It is true that there were plenty of archbishops in the dominions of his Byzantine neighbors, and that the Greek emperors, Basil and Constantine, would have been glad to send him a dozen of them if he had expressed a wish to that effect; but Vladimir was proud, and could not think of asking a favor of anybody, least of all of the Greek emperors. No, he would die a heathen rather than ask for an archbishop to baptize him.

Nevertheless, Vladimir had fully made up his mind to have himself baptized by an archbishop. It was his lifelong habit, when he wanted anything, to take it by force. He had taken two thirds of his dominions in that way, and, as we have seen, it was in that way that he got his wife Rogneda. So now that he wanted an archbishop, he determined to take one. Calling his army together, he declared war on the Greek emperors, and promising his soldiers all the pillage they wanted, he marched away towards Constantinople.

The first serious obstacle he met with was the fortified city of Kherson, situated near the spot where Sebastopol stands in our day. Here the resistance was so obstinate that month after month was consumed in siege operations. At the end of six months Vladimir became seriously alarmed lest the garrison should be succored from without, in which case his hope of getting himself converted into a Christian must be abandoned altogether.
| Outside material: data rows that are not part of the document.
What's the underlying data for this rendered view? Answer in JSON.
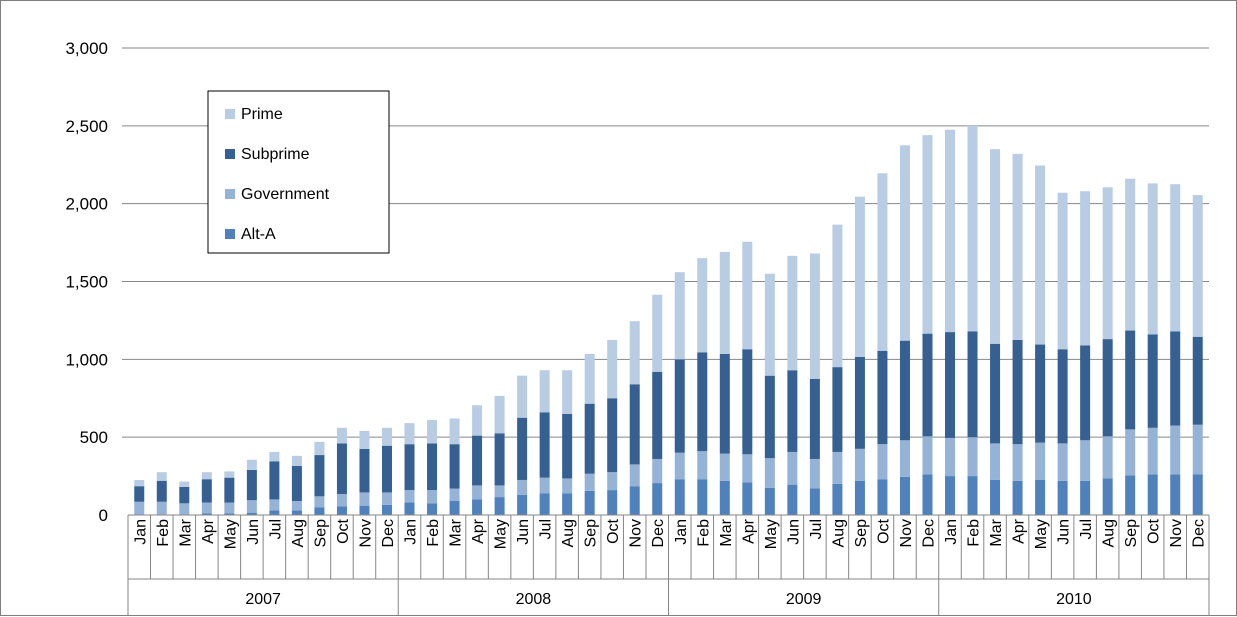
{
  "chart_data": {
    "type": "bar",
    "stacked": true,
    "title": "",
    "xlabel": "",
    "ylabel": "",
    "ylim": [
      0,
      3000
    ],
    "yticks": [
      "0",
      "500",
      "1,000",
      "1,500",
      "2,000",
      "2,500",
      "3,000"
    ],
    "grid": true,
    "legend_position": "top-left",
    "legend_order": [
      "Prime",
      "Subprime",
      "Government",
      "Alt-A"
    ],
    "years": [
      "2007",
      "2008",
      "2009",
      "2010"
    ],
    "months": [
      "Jan",
      "Feb",
      "Mar",
      "Apr",
      "May",
      "Jun",
      "Jul",
      "Aug",
      "Sep",
      "Oct",
      "Nov",
      "Dec"
    ],
    "series": [
      {
        "name": "Alt-A",
        "color": "#4f81bd",
        "values": [
          5,
          5,
          5,
          10,
          10,
          15,
          30,
          30,
          50,
          55,
          60,
          65,
          80,
          75,
          90,
          100,
          115,
          130,
          140,
          140,
          155,
          160,
          185,
          205,
          230,
          230,
          220,
          210,
          175,
          195,
          170,
          200,
          220,
          230,
          245,
          260,
          250,
          250,
          225,
          220,
          225,
          220,
          220,
          235,
          255,
          260,
          260,
          260
        ]
      },
      {
        "name": "Government",
        "color": "#95b3d7",
        "values": [
          80,
          80,
          70,
          70,
          70,
          80,
          70,
          60,
          70,
          80,
          85,
          80,
          80,
          85,
          80,
          90,
          75,
          95,
          100,
          95,
          110,
          115,
          140,
          155,
          170,
          180,
          175,
          180,
          190,
          210,
          190,
          205,
          205,
          225,
          235,
          245,
          245,
          250,
          235,
          235,
          240,
          240,
          260,
          270,
          295,
          300,
          315,
          320
        ]
      },
      {
        "name": "Subprime",
        "color": "#366092",
        "values": [
          100,
          135,
          105,
          150,
          160,
          195,
          245,
          225,
          265,
          325,
          280,
          300,
          295,
          300,
          285,
          320,
          335,
          400,
          420,
          415,
          450,
          475,
          515,
          560,
          600,
          635,
          640,
          675,
          530,
          525,
          515,
          545,
          590,
          600,
          640,
          660,
          680,
          680,
          640,
          670,
          630,
          605,
          610,
          625,
          635,
          600,
          605,
          565
        ]
      },
      {
        "name": "Prime",
        "color": "#b8cce4",
        "values": [
          40,
          55,
          35,
          45,
          40,
          65,
          60,
          65,
          85,
          100,
          115,
          115,
          135,
          150,
          165,
          195,
          240,
          270,
          270,
          280,
          320,
          375,
          405,
          495,
          560,
          605,
          655,
          690,
          655,
          735,
          805,
          915,
          1030,
          1140,
          1255,
          1275,
          1300,
          1320,
          1250,
          1195,
          1150,
          1005,
          990,
          975,
          975,
          970,
          945,
          910
        ]
      }
    ]
  }
}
While he was troubled on this score, however, one of his soldiers picked up an arrow that had been shot from the city, and found a letter attached to it. This letter informed the Grand Prince that the water-pipes of the city received their supplies at a point immediately in his rear, and with this news Vladimir's hope of becoming a Christian revived. He found the water-pipes and stopped them up, and the city surrendered.

There were plenty of bishops and archbishops there, of course, and they were perfectly willing--as they had been from the first, for that matter--to baptize the unruly royal convert, but Vladimir was not content now with that. He sent a messenger to Constantinople to tell the emperors there that he wanted their sister, the Princess Anne, for a wife; and that if they refused, he would march against Constantinople itself. The Emperors Basil and Constantine consented, and although Vladimir had five wives already, he married Anne, and was baptized on the same day.

Having now become a Christian, the Grand Prince determined that his Russians should do the same. He publicly stripped the god Perune of his gorgeous golden whiskers, and of his rich vestments, showing the people that Perune was only a log of wood. Then he had the deposed god whipped in public, and thrown into the river, with all the other gods.

He next ordered all the people of his capital city to assemble on the banks of the Dnieper River, and, at a signal, made them all rush into the water, while a priest pronounced the baptismal service over the whole population of the city at once. It was the most wholesale baptism ever performed.

That is the way in which Russia was changed from a pagan to a Christian empire. The story reads like a romance, but it is plain, well-authenticated history. For his military exploits the Russian historians call this prince Vladimir the Great. The people call him St. Vladimir, the Greek Church having enrolled his name among the saints soon after his death. He was undoubtedly a man of rare military skill, and unusual ability in the government of men. Bad as his acts were, he seems to have had a conscience, and to have done his duty so far as he was capable of understanding it.